5. Paddle for payments if you're targeting the US market.
They handle sales tax across all 50 states automatically. As a Merchant of Record, they handle chargebacks and disputes. The 5% + $0.50 fee is worth it for the peace of mind.

What's Next

Get first 10 beta users from r/GMAT and GMAT Club
Connect production APIs (Deepgram, ElevenLabs, Pinecone)
Run the RAG indexing scripts
Collect feedback on voice experience quality

If you're interested in trying it or have feedback on the architecture, I'd love to hear from you. The product is live at samiwise.app — 7-day free trial, no credit card required.

Built with Next.js, Claude Sonnet, Groq, Pinecone, Deepgram, ElevenLabs, Supabase, Paddle, and Railway.
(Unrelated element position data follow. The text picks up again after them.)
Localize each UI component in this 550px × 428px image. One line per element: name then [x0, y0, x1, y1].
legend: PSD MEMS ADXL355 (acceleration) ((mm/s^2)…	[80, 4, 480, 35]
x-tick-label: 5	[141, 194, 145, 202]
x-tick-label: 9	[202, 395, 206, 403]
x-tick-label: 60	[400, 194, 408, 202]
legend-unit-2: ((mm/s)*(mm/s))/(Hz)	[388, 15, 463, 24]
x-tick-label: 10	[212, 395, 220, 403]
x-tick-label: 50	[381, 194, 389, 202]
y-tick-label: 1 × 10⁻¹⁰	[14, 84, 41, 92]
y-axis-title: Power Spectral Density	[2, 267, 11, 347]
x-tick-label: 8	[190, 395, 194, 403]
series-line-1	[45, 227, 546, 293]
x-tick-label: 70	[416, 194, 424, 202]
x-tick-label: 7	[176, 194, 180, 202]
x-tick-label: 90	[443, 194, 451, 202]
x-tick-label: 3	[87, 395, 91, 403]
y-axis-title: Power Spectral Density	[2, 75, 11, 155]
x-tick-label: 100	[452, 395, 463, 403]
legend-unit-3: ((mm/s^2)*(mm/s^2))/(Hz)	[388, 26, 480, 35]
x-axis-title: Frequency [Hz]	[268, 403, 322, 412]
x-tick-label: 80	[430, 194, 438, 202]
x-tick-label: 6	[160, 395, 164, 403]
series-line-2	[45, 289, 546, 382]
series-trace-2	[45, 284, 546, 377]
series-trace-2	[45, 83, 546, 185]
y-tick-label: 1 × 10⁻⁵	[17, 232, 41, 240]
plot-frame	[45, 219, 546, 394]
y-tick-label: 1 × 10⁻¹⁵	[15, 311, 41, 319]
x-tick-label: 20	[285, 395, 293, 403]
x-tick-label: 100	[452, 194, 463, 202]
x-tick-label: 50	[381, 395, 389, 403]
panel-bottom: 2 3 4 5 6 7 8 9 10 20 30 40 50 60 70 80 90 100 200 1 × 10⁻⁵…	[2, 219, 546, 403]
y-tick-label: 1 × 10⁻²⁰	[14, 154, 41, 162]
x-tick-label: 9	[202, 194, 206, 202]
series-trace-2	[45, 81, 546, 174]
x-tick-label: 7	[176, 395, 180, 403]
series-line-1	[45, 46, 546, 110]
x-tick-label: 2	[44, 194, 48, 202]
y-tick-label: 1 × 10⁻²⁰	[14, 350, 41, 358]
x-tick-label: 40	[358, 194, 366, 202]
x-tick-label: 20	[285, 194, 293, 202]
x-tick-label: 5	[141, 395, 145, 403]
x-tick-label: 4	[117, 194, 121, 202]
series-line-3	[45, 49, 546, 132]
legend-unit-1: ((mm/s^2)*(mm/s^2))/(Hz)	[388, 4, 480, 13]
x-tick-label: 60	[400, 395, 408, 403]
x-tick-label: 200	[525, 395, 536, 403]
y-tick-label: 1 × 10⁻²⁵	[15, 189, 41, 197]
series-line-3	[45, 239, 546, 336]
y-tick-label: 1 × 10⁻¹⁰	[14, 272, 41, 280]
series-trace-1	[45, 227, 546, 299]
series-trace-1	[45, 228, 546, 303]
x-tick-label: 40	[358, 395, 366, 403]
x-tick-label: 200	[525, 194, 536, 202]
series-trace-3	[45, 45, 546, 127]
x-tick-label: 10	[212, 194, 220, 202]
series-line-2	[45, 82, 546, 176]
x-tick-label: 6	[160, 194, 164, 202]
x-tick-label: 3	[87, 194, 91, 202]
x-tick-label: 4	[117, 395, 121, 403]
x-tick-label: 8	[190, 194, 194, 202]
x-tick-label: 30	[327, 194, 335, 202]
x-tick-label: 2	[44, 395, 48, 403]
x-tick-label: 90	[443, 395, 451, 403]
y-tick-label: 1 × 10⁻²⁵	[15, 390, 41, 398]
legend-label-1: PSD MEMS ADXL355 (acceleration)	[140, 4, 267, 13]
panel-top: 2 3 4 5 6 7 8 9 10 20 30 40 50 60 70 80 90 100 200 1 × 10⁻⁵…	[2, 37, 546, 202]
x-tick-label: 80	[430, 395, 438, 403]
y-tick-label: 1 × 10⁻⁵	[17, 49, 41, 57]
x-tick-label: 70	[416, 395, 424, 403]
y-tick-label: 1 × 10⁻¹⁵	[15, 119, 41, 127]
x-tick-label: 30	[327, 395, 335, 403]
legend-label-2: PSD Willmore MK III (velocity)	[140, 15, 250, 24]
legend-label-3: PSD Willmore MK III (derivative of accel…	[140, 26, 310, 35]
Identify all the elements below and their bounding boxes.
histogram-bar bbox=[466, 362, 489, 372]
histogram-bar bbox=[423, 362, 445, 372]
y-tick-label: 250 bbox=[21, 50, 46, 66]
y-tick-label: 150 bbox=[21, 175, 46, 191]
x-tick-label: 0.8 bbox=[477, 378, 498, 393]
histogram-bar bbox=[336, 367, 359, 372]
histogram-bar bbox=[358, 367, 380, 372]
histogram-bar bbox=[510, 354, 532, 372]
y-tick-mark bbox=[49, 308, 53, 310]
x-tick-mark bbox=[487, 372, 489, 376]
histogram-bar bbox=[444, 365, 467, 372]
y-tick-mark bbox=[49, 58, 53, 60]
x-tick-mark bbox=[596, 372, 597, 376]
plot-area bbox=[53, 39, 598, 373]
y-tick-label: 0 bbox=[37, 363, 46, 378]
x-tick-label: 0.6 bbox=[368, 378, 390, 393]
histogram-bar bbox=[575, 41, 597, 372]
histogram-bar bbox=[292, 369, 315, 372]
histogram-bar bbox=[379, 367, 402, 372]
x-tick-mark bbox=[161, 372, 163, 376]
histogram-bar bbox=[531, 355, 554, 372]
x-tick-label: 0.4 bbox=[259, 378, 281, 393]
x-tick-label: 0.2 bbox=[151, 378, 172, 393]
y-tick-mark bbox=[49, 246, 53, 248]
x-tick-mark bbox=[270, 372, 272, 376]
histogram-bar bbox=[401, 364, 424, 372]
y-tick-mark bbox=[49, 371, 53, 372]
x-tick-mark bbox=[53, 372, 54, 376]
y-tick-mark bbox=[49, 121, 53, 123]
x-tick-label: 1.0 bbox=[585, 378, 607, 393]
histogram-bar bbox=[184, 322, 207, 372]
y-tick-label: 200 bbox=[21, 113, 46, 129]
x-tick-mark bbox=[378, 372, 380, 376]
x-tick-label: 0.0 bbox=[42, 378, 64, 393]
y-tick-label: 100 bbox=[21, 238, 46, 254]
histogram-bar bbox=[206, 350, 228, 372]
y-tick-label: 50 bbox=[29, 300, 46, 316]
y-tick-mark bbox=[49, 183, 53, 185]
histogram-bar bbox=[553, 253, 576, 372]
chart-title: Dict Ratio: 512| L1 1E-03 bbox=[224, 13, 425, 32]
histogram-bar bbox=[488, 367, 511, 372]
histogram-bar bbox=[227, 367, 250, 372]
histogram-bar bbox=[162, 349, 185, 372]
Full stack TypeScript.

Top comments (3)

kanta13jp1 • Apr 14

Really enjoyed this write-up. What stood out to me most was the way you separated “memory” from raw transcript storage and turned it into a structured learner profile — that feels much closer to how a real tutor actually builds continuity over time.

I also liked the orchestration split: fast routing on Groq, deeper reasoning on Claude, and the infra decision to keep long-running agent work off Vercel. A lot of people hand-wave those details, so it was refreshing to see them explained clearly.

Also, respect for being honest about what’s not production-ready yet. That made the whole post feel more credible. Looking forward to seeing how the voice experience performs once real users are in the loop.

Pavel Gajvoronski • Apr 14

Thanks for the thoughtful read — you picked up on exactly the things that took the most iteration to get right.
The memory piece was the biggest learning. My first version stored raw transcripts and injected them directly into the prompt. Performance degraded fast — too much noise, context window pressure, and the agent would get confused by irrelevant old content. Switching to structured extraction (the Memory Agent that pulls specific fields like weak_topics, effective_techniques, common_error_patterns) made a huge difference. Less is more when it comes to what you actually pass forward.
The Groq/Claude split was also not obvious at first. I initially ran everything through Claude, but the routing decisions don't need that level of reasoning — they just need to be fast. Groq at ~200ms for orchestration vs 3-5s for Claude on the actual explanation felt like the right tradeoff.
On the honesty about what's not production-ready — I think that's just the right way to write these posts. People can tell when you're overselling, and it kills the credibility of everything else you say.
Looking forward to sharing how the voice experience lands with real users. First beta testers this week.

kanta13jp1 • Apr 17

That makes a lot of sense. The shift from raw transcript injection to structured extraction feels like one of those changes that sounds small, but actually changes the whole quality of the system.

What I’d be most curious to hear from the first beta users is whether they feel the continuity — not just that the system remembers facts, but that it adapts in a way that feels tutor-like rather than chatbot-like. That seems like the real test of whether the memory layer is working.

Looking forward to hearing how the first week goes.